Netflix ends the year with over 44 million customers worldwide
But investors (and Netflix's competitors) are far more interested in a different number: the company's subscriber growth. Netflix added 2.33 million new domestic subscribers in Q4, bringing its total US subscriber base to 33.42 million. Factoring in international markets, that number swells even higher to over 44 million. The company's original forecast called for 1.6 million to 2.4 million new customers for the quarter. Clearly there's still room for growth, and Netflix's impressive programming lineup continues to reel in new subscribers. Still, some analysts are concerned that Netflix — now bigger than HBO — may be nearing the saturation point for home streaming. To keep current trends moving, Netflix says it's experimenting with various price points and hopes to "offer new members a selection of three simple options to fit everyone’s taste."

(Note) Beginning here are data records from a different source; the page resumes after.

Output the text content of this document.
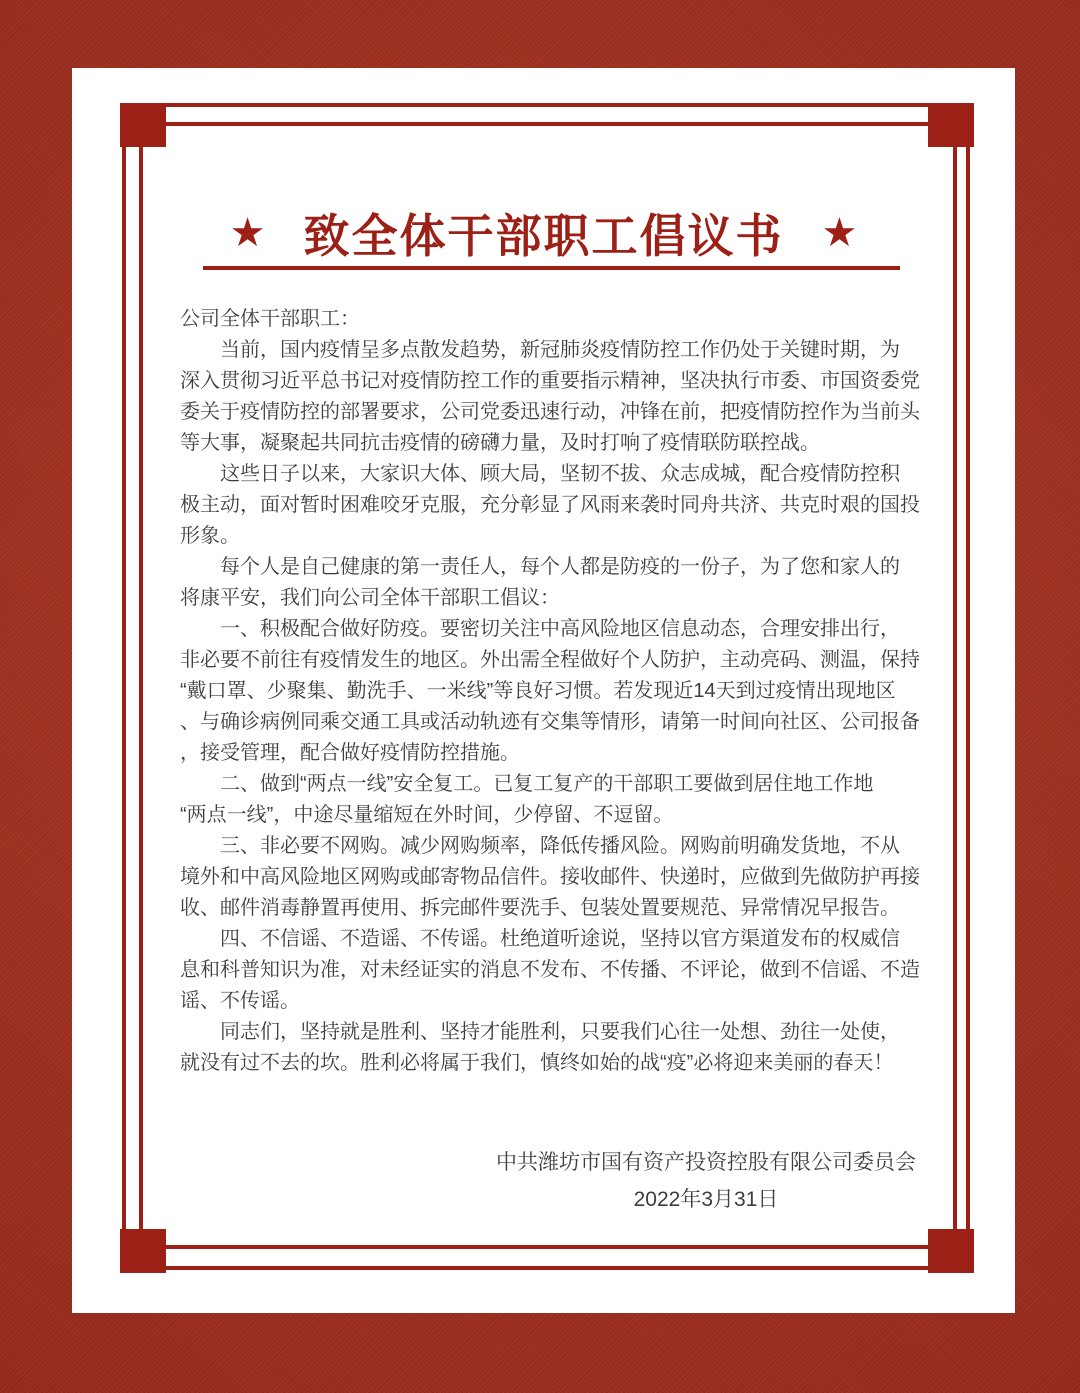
★ 致全体干部职工倡议书 ★
公司全体干部职工：
　　当前，国内疫情呈多点散发趋势，新冠肺炎疫情防控工作仍处于关键时期，为
深入贯彻习近平总书记对疫情防控工作的重要指示精神，坚决执行市委、市国资委党
委关于疫情防控的部署要求，公司党委迅速行动，冲锋在前，把疫情防控作为当前头
等大事，凝聚起共同抗击疫情的磅礴力量，及时打响了疫情联防联控战。
　　这些日子以来，大家识大体、顾大局，坚韧不拔、众志成城，配合疫情防控积
极主动，面对暂时困难咬牙克服，充分彰显了风雨来袭时同舟共济、共克时艰的国投
形象。
　　每个人是自己健康的第一责任人，每个人都是防疫的一份子，为了您和家人的
将康平安，我们向公司全体干部职工倡议：
　　一、积极配合做好防疫。要密切关注中高风险地区信息动态，合理安排出行，
非必要不前往有疫情发生的地区。外出需全程做好个人防护，主动亮码、测温，保持
“戴口罩、少聚集、勤洗手、一米线”等良好习惯。若发现近14天到过疫情出现地区
、与确诊病例同乘交通工具或活动轨迹有交集等情形，请第一时间向社区、公司报备
，接受管理，配合做好疫情防控措施。
　　二、做到“两点一线”安全复工。已复工复产的干部职工要做到居住地工作地
“两点一线”，中途尽量缩短在外时间，少停留、不逗留。
　　三、非必要不网购。减少网购频率，降低传播风险。网购前明确发货地，不从
境外和中高风险地区网购或邮寄物品信件。接收邮件、快递时，应做到先做防护再接
收、邮件消毒静置再使用、拆完邮件要洗手、包装处置要规范、异常情况早报告。
　　四、不信谣、不造谣、不传谣。杜绝道听途说，坚持以官方渠道发布的权威信
息和科普知识为准，对未经证实的消息不发布、不传播、不评论，做到不信谣、不造
谣、不传谣。
　　同志们，坚持就是胜利、坚持才能胜利，只要我们心往一处想、劲往一处使，
就没有过不去的坎。胜利必将属于我们，慎终如始的战“疫”必将迎来美丽的春天！
中共潍坊市国有资产投资控股有限公司委员会
2022年3月31日
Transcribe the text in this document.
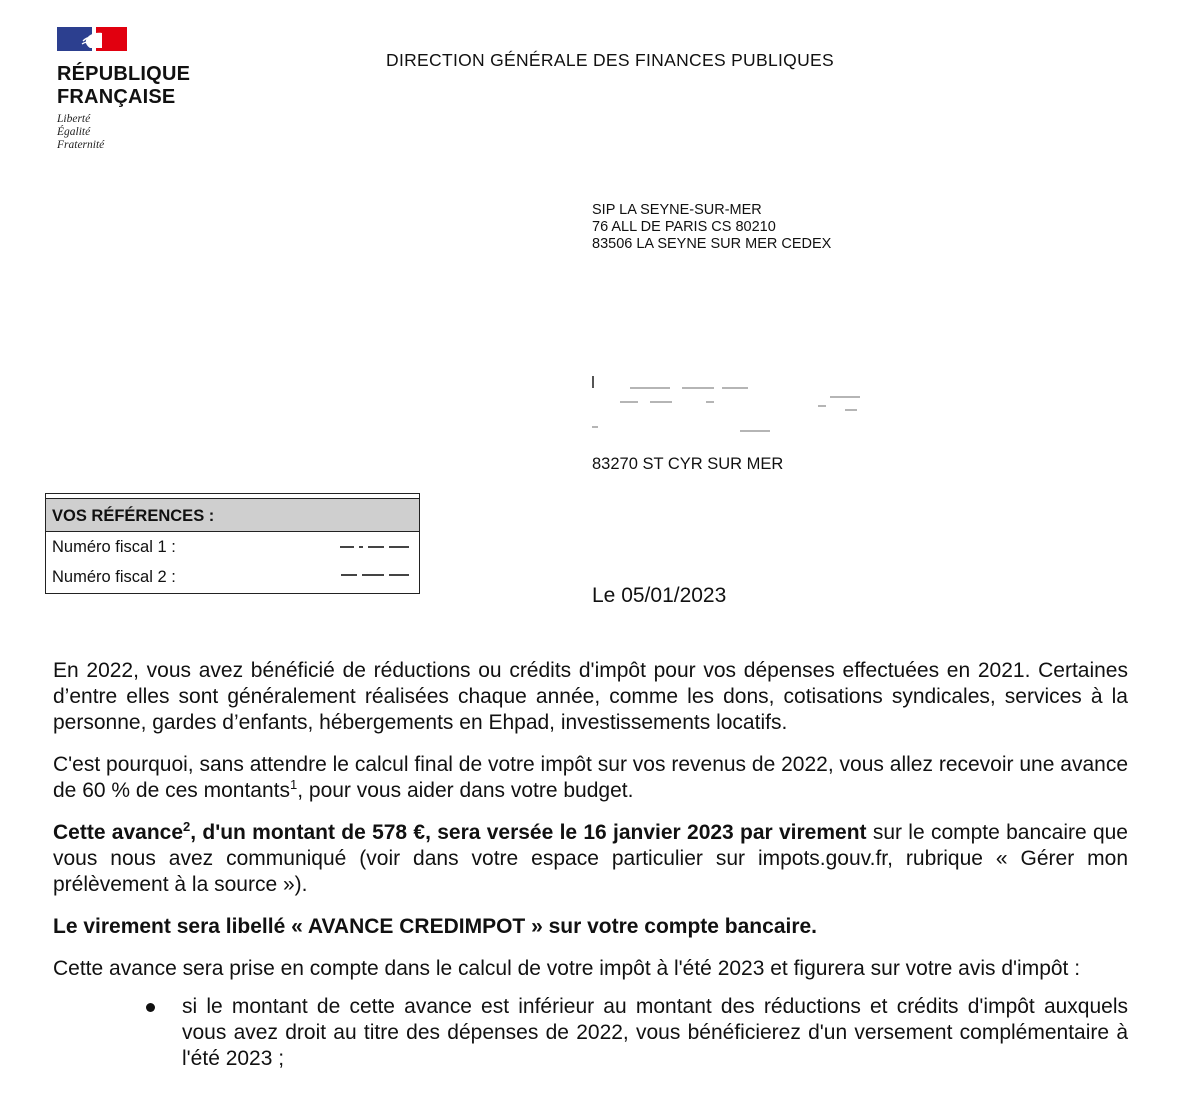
RÉPUBLIQUE
FRANÇAISE
Liberté
Égalité
Fraternité
DIRECTION GÉNÉRALE DES FINANCES PUBLIQUES
SIP LA SEYNE-SUR-MER
76 ALL DE PARIS CS 80210
83506 LA SEYNE SUR MER CEDEX
83270 ST CYR SUR MER
VOS RÉFÉRENCES :
Numéro fiscal 1 :
Numéro fiscal 2 :
Le 05/01/2023

En 2022, vous avez bénéficié de réductions ou crédits d'impôt pour vos dépenses effectuées en 2021. Certaines d’entre elles sont généralement réalisées chaque année, comme les dons, cotisations syndicales, services à la personne, gardes d’enfants, hébergements en Ehpad, investissements locatifs.

C'est pourquoi, sans attendre le calcul final de votre impôt sur vos revenus de 2022, vous allez recevoir une avance de 60 % de ces montants$^1$, pour vous aider dans votre budget.

Cette avance$^2$, d'un montant de 578 €, sera versée le 16 janvier 2023 par virement sur le compte bancaire que vous nous avez communiqué (voir dans votre espace particulier sur impots.gouv.fr, rubrique « Gérer mon prélèvement à la source »).

Le virement sera libellé « AVANCE CREDIMPOT » sur votre compte bancaire.

Cette avance sera prise en compte dans le calcul de votre impôt à l'été 2023 et figurera sur votre avis d'impôt :

si le montant de cette avance est inférieur au montant des réductions et crédits d'impôt auxquels vous avez droit au titre des dépenses de 2022, vous bénéficierez d'un versement complémentaire à l'été 2023 ;
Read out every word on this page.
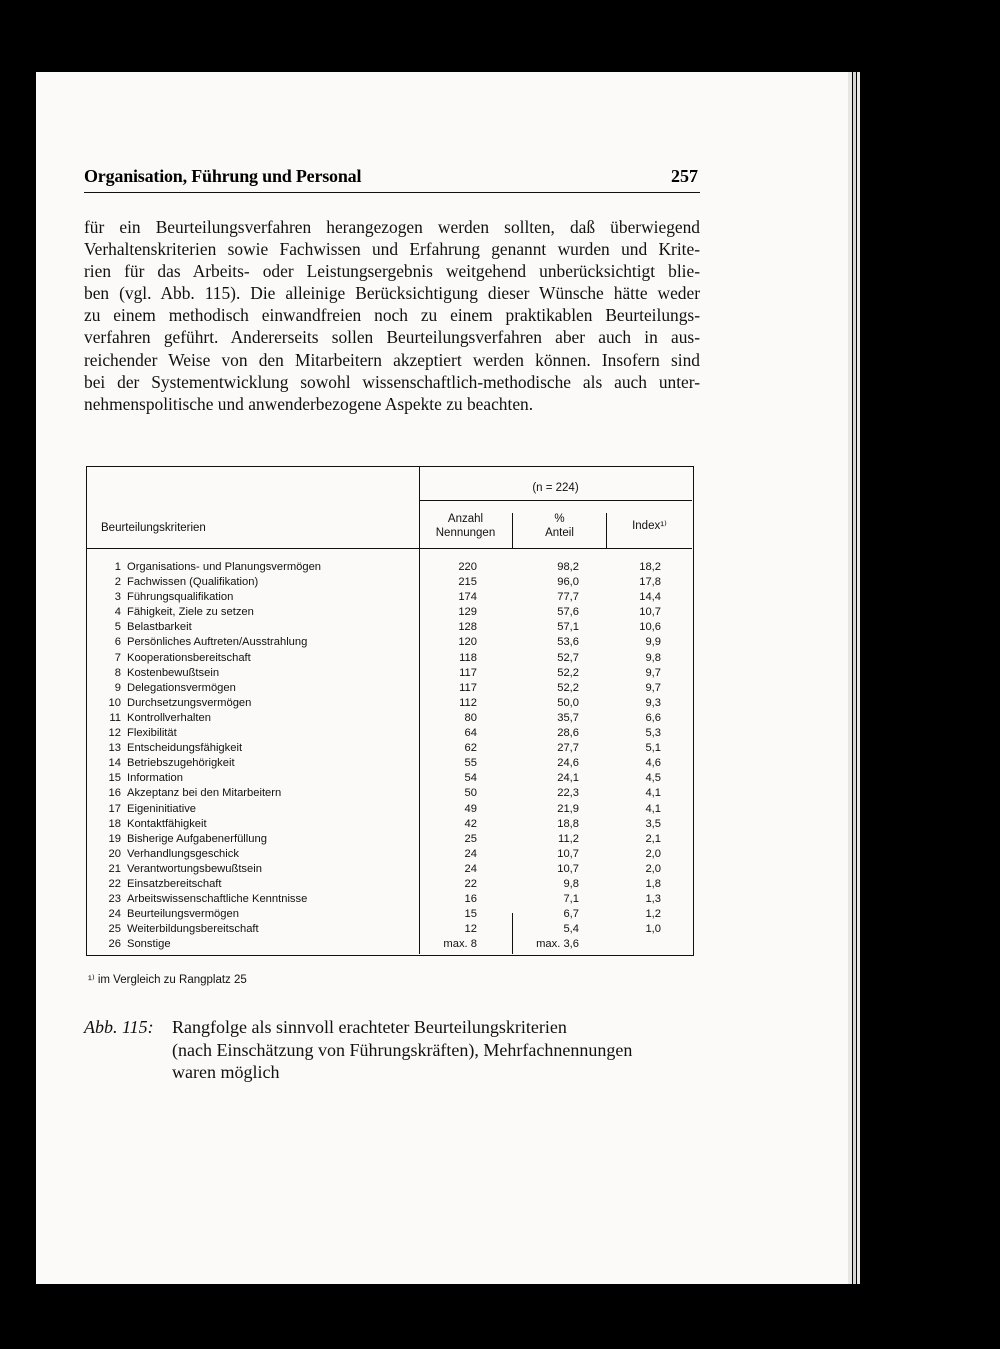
Organisation, Führung und Personal	257
für ein Beurteilungsverfahren herangezogen werden sollten, daß überwiegend
Verhaltenskriterien sowie Fachwissen und Erfahrung genannt wurden und Krite-
rien für das Arbeits- oder Leistungsergebnis weitgehend unberücksichtigt blie-
ben (vgl. Abb. 115). Die alleinige Berücksichtigung dieser Wünsche hätte weder
zu einem methodisch einwandfreien noch zu einem praktikablen Beurteilungs-
verfahren geführt. Andererseits sollen Beurteilungsverfahren aber auch in aus-
reichender Weise von den Mitarbeitern akzeptiert werden können. Insofern sind
bei der Systementwicklung sowohl wissenschaftlich-methodische als auch unter-
nehmenspolitische und anwenderbezogene Aspekte zu beachten.
(n = 224)
Beurteilungskriterien
Anzahl
Nennungen
%
Anteil
Index¹⁾
1 Organisations- und Planungsvermögen	220	98,2	18,2
2 Fachwissen (Qualifikation)	215	96,0	17,8
3 Führungsqualifikation	174	77,7	14,4
4 Fähigkeit, Ziele zu setzen	129	57,6	10,7
5 Belastbarkeit	128	57,1	10,6
6 Persönliches Auftreten/Ausstrahlung	120	53,6	9,9
7 Kooperationsbereitschaft	118	52,7	9,8
8 Kostenbewußtsein	117	52,2	9,7
9 Delegationsvermögen	117	52,2	9,7
10 Durchsetzungsvermögen	112	50,0	9,3
11 Kontrollverhalten	80	35,7	6,6
12 Flexibilität	64	28,6	5,3
13 Entscheidungsfähigkeit	62	27,7	5,1
14 Betriebszugehörigkeit	55	24,6	4,6
15 Information	54	24,1	4,5
16 Akzeptanz bei den Mitarbeitern	50	22,3	4,1
17 Eigeninitiative	49	21,9	4,1
18 Kontaktfähigkeit	42	18,8	3,5
19 Bisherige Aufgabenerfüllung	25	11,2	2,1
20 Verhandlungsgeschick	24	10,7	2,0
21 Verantwortungsbewußtsein	24	10,7	2,0
22 Einsatzbereitschaft	22	9,8	1,8
23 Arbeitswissenschaftliche Kenntnisse	16	7,1	1,3
24 Beurteilungsvermögen	15	6,7	1,2
25 Weiterbildungsbereitschaft	12	5,4	1,0
26 Sonstige	max. 8	max. 3,6
¹⁾ im Vergleich zu Rangplatz 25
Abb. 115: Rangfolge als sinnvoll erachteter Beurteilungskriterien
(nach Einschätzung von Führungskräften), Mehrfachnennungen
waren möglich
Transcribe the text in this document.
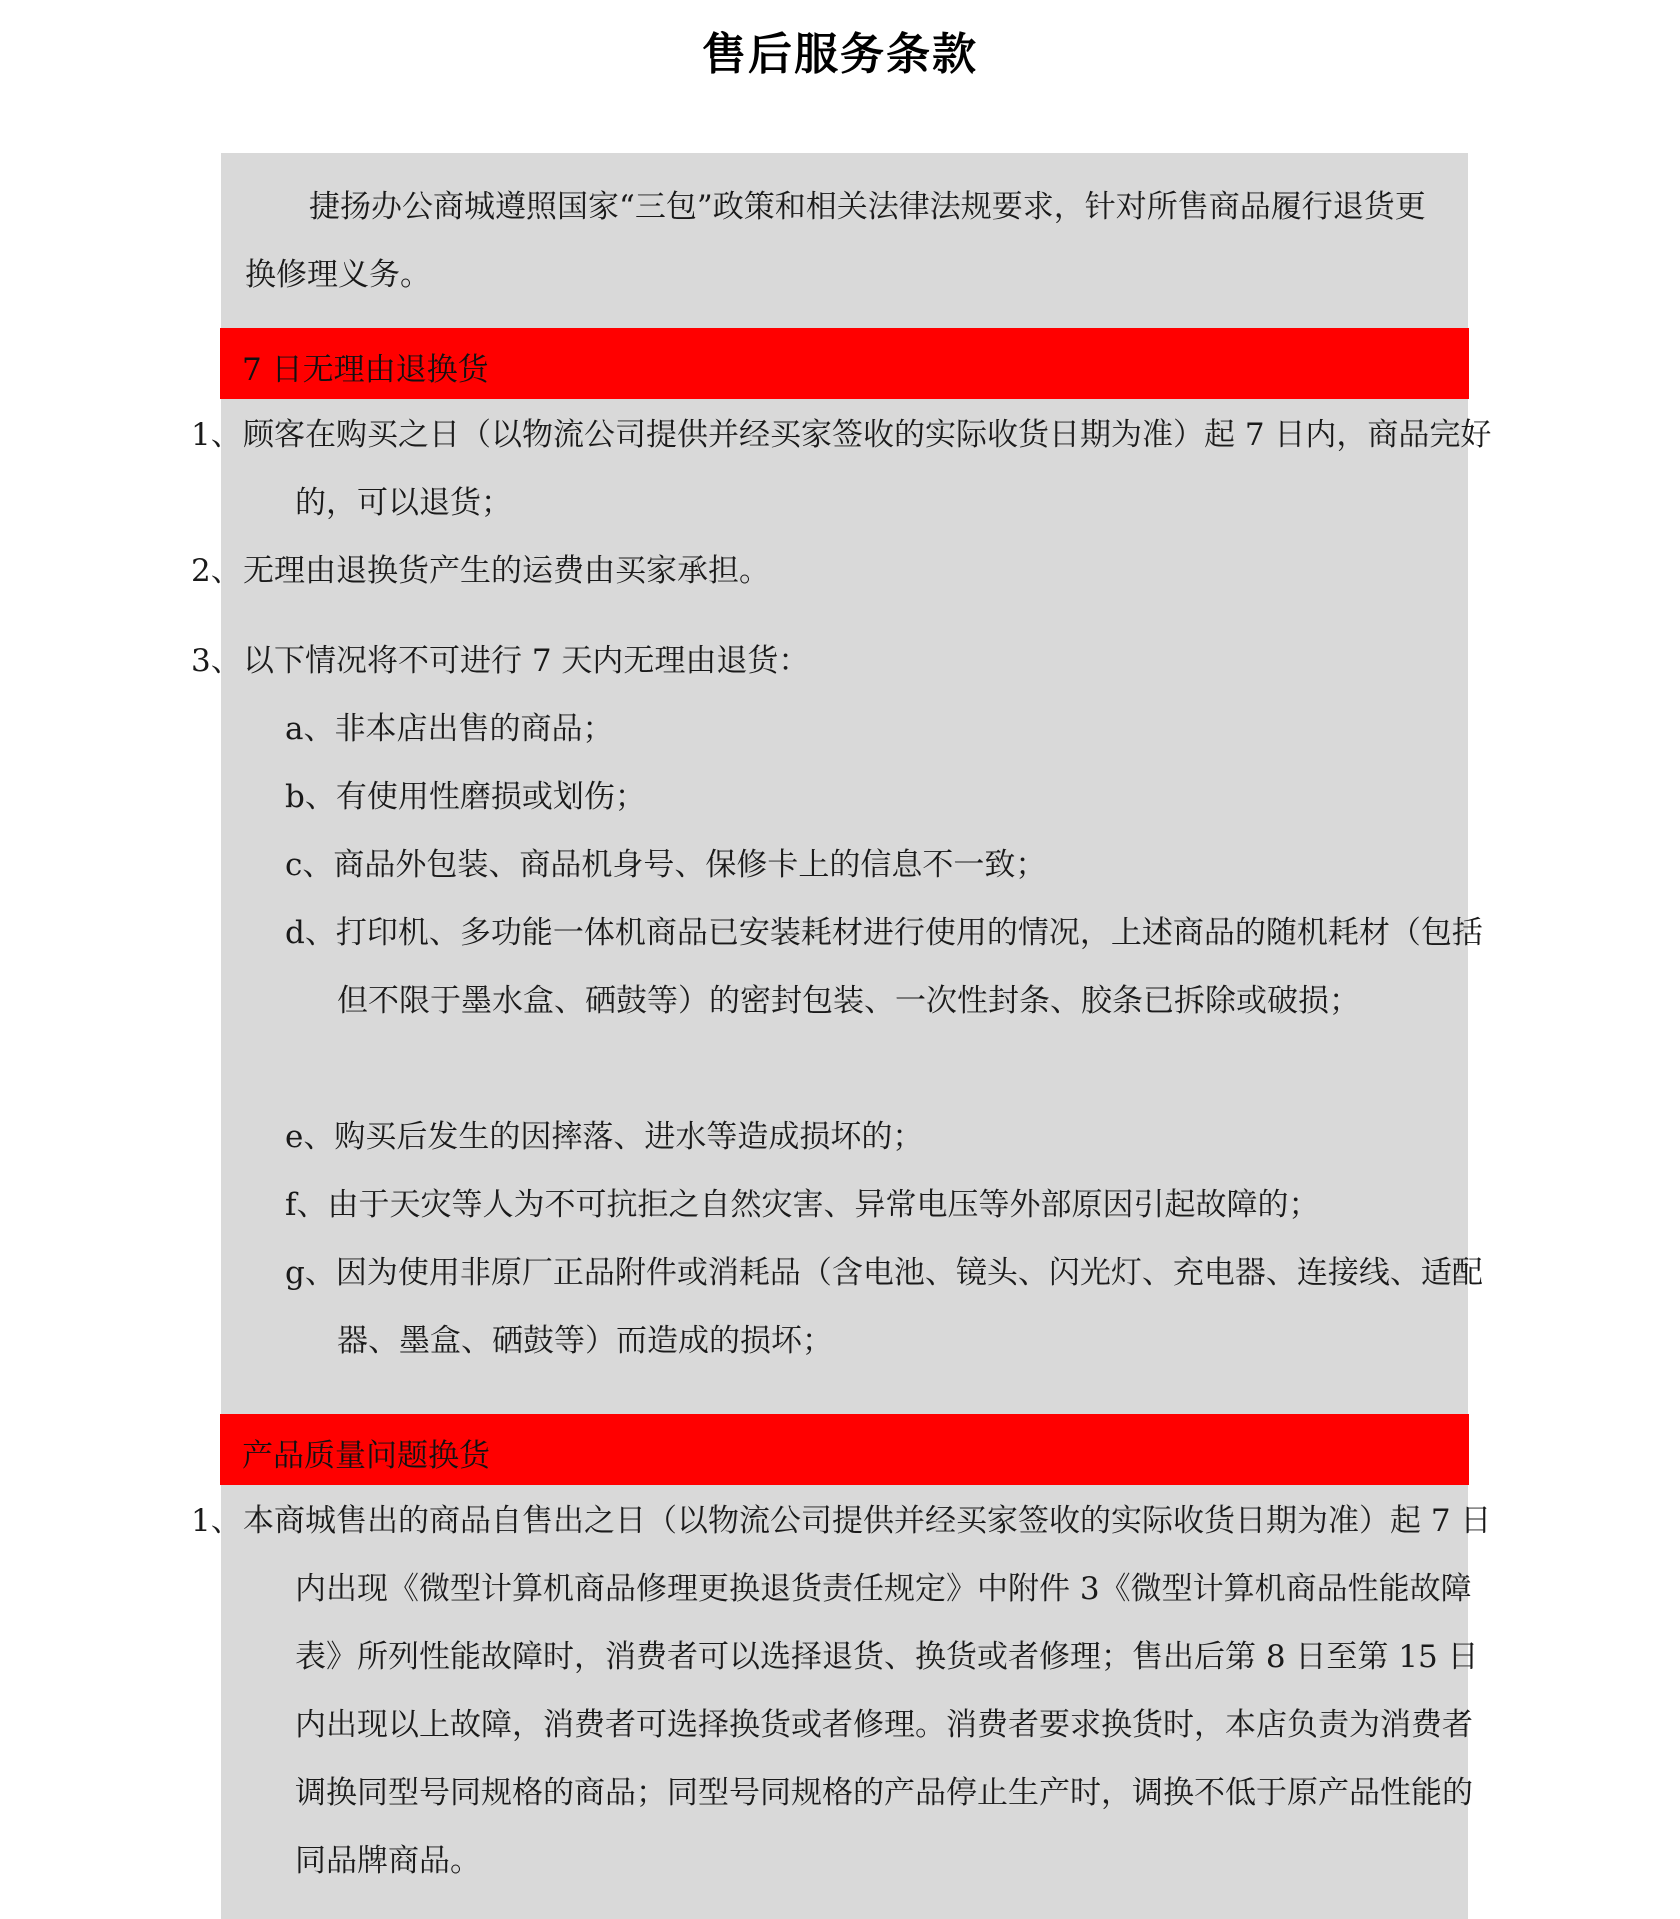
售后服务条款
捷扬办公商城遵照国家“三包”政策和相关法律法规要求，针对所售商品履行退货更换修理义务。
7 日无理由退换货
1、顾客在购买之日（以物流公司提供并经买家签收的实际收货日期为准）起 7 日内，商品完好的，可以退货；
2、无理由退换货产生的运费由买家承担。
3、以下情况将不可进行 7 天内无理由退货：
a、非本店出售的商品；
b、有使用性磨损或划伤；
c、商品外包装、商品机身号、保修卡上的信息不一致；
d、打印机、多功能一体机商品已安装耗材进行使用的情况，上述商品的随机耗材（包括但不限于墨水盒、硒鼓等）的密封包装、一次性封条、胶条已拆除或破损；
e、购买后发生的因摔落、进水等造成损坏的；
f、由于天灾等人为不可抗拒之自然灾害、异常电压等外部原因引起故障的；
g、因为使用非原厂正品附件或消耗品（含电池、镜头、闪光灯、充电器、连接线、适配器、墨盒、硒鼓等）而造成的损坏；
产品质量问题换货
1、本商城售出的商品自售出之日（以物流公司提供并经买家签收的实际收货日期为准）起 7 日内出现《微型计算机商品修理更换退货责任规定》中附件 3《微型计算机商品性能故障表》所列性能故障时，消费者可以选择退货、换货或者修理；售出后第 8 日至第 15 日内出现以上故障，消费者可选择换货或者修理。消费者要求换货时，本店负责为消费者调换同型号同规格的商品；同型号同规格的产品停止生产时，调换不低于原产品性能的同品牌商品。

Reed Hastings fires a warning shot at internet providers
Another potential concern is a recent federal court ruling that struck down the FCC's net neutrality rules. That unfortunate decision thrusts Netflix into an awkward spot. The company's streaming video commands a huge percentage of internet bandwidth each and every day, and the landmark ruling effectively gives ISPs the option of charging Netflix for using their infrastructure. There's been no indication that Comcast, Time Warner Cable, or other internet providers plan to take that radical step, but Netflix isn't waiting to see their move. In his letter to shareholders, CEO Reed Hastings writes, "we would vigorously protest and encourage our members to demand the open Internet they are paying their ISP to deliver" if ISPs began levying extra charges on Netflix — a scenario it slams as "draconian."
But Netflix doesn't seem phased by the "what ifs." The company immediately positioned itself as the leader in 4K at CES earlier this month; ultra high-def streaming will be offered on a number of TVs scheduled to ship this year. Netflix is also continuing to bolster its successful and award-winning original programing lineup. House of Cards will return for its second season in February, and Lillyhammer — the show that started Netflix's foray into original content — is coming back for a third season later this year. Turbo Fast, the animated kids series produced in tandem with DreamWorks, is on track "to become one of the most popular kids series ever on Netflix," Hastings says.
Perhaps the biggest question facing Netflix is where the streaming service is headed next. We should hear more on that as the year progresses, according to the shareholder letter. "We plan later this year to embark on a substantial European expansion," it reads. "Our success this year in international net additions and shrinking contribution losses confirms our belief that there is a big international opportunity for Netflix."